O senhor Governador

João Frazão

Não me ocuparei dos convites ou desconvites a Mário Centeno para substituir António Costa na gestão dos negócios da política de direita, nem discutirei a legitimidade política de tal possibilidade, porque agora como sempre o que faz falta não é a substituição de protagonistas entre os mesmos do costume, mas a mudança da política que PS, PSD e CDS, agora aplaudidos por CH e IL, há décadas impõem ao povo português.

Quero reflectir sobre a «independência» do Governador do Banco de Portugal, que teria ficado beliscada com este episódio.

Independência para quê? E independência face a quem?

Alguns dos que foram responsáveis por retirar ao Banco de Portugal e, portanto, ao seu Governador, as funções de soberania que ele teve, transformando-o numa mera dependência do Banco Central Europeu, que age às suas ordens e orientações, reclamam agora «independência». Independência face aos que amarram o País ao rumo da estagnação e retrocesso nos direitos? Não parece.

Os que assistiram, impávidos e serenos, à posição do BCE, e portanto do próprio Mário Centeno, nos dez sucessivos aumentos das taxas de juro, indignam-se agora com a falta de isenção. Isenção com que objectivo?

Os que nunca reclamaram a independência do Banco de Portugal face aos nebulosos accionistas e interesses da banca privada, falam agora de «imparcialidade». Imparcialidade para servir os que estão com a corda ao pescoço, como as famílias e as pequenas e médias empresas, ou para garantir os 3 milhões de euros de lucros por dia agora anunciados? Quando os bancos exigem às famílias sacrifícios imensos, extorquindo-lhes comissões e juros pornográficos, para acumular lucros escandalosos, faz falta é parcialidade para os obrigar a pagar esses aumentos dos juros com os seus lucros.
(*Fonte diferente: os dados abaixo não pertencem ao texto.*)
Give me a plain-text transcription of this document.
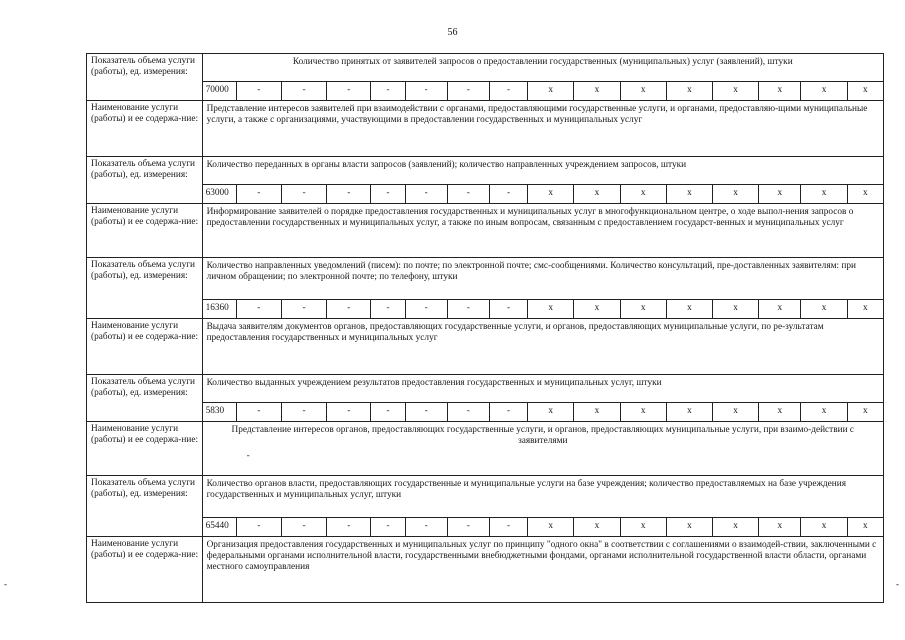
56
Показатель объема услуги (работы), ед. измерения:	Количество принятых от заявителей запросов о предоставлении государственных (муниципальных) услуг (заявлений), штуки															
	70000	-	-	-	-	-	-	-	х	х	х	х	х	х	х	х
Наименование услуги (работы) и ее содержа-ние:	Представление интересов заявителей при взаимодействии с органами, предоставляющими государственные услуги, и органами, предоставляю-щими муниципальные услуги, а также с организациями, участвующими в предоставлении государственных и муниципальных услуг															
Показатель объема услуги (работы), ед. измерения:	Количество переданных в органы власти запросов (заявлений); количество направленных учреждением запросов, штуки															
	63000	-	-	-	-	-	-	-	х	х	х	х	х	х	х	х
Наименование услуги (работы) и ее содержа-ние:	Информирование заявителей о порядке предоставления государственных и муниципальных услуг в многофункциональном центре, о ходе выпол-нения запросов о предоставлении государственных и муниципальных услуг, а также по иным вопросам, связанным с предоставлением государст-венных и муниципальных услуг															
Показатель объема услуги (работы), ед. измерения:	Количество направленных уведомлений (писем): по почте; по электронной почте; смс-сообщениями. Количество консультаций, пре-доставленных заявителям: при личном обращении; по электронной почте; по телефону, штуки															
	16360	-	-	-	-	-	-	-	х	х	х	х	х	х	х	х
Наименование услуги (работы) и ее содержа-ние:	Выдача заявителям документов органов, предоставляющих государственные услуги, и органов, предоставляющих муниципальные услуги, по ре-зультатам предоставления государственных и муниципальных услуг															
Показатель объема услуги (работы), ед. измерения:	Количество выданных учреждением результатов предоставления государственных и муниципальных услуг, штуки															
	5830	-	-	-	-	-	-	-	х	х	х	х	х	х	х	х
Наименование услуги (работы) и ее содержа-ние:	Представление интересов органов, предоставляющих государственные услуги, и органов, предоставляющих муниципальные услуги, при взаимо-действии с заявителями
-															

Показатель объема услуги (работы), ед. измерения:	Количество органов власти, предоставляющих государственные и муниципальные услуги на базе учреждения; количество предоставляемых на базе учреждения государственных и муниципальных услуг, штуки															
	65440	-	-	-	-	-	-	-	х	х	х	х	х	х	х	х
Наименование услуги (работы) и ее содержа-ние:	Организация предоставления государственных и муниципальных услуг по принципу "одного окна" в соответствии с соглашениями о взаимодей-ствии, заключенными с федеральными органами исполнительной власти, государственными внебюджетными фондами, органами исполнительной государственной власти области, органами местного самоуправления															
-	-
Os que conviveram sempre bem, tal qual como o próprio Mário Centeno, com a promiscuidade e dependência do poder político face ao poder económico, em que avulta a circulação entre Secretarias de Estado, Ministérios e Conselhos de Administração dos principais grupos económicos, com passagem ou não pelo comentário na comunicação social, que unem PS, PSD, CDS, CH e IL, incomodam-se hoje com a sua «falta de equidistância».

Sem recuperar para Portugal e para o povo português a soberania perdida, de que o Banco de Portugal era um dos símbolos, a equidistância será sempre e apenas aquela que o BCE anuncie, com a devida autorização do capital financeiro.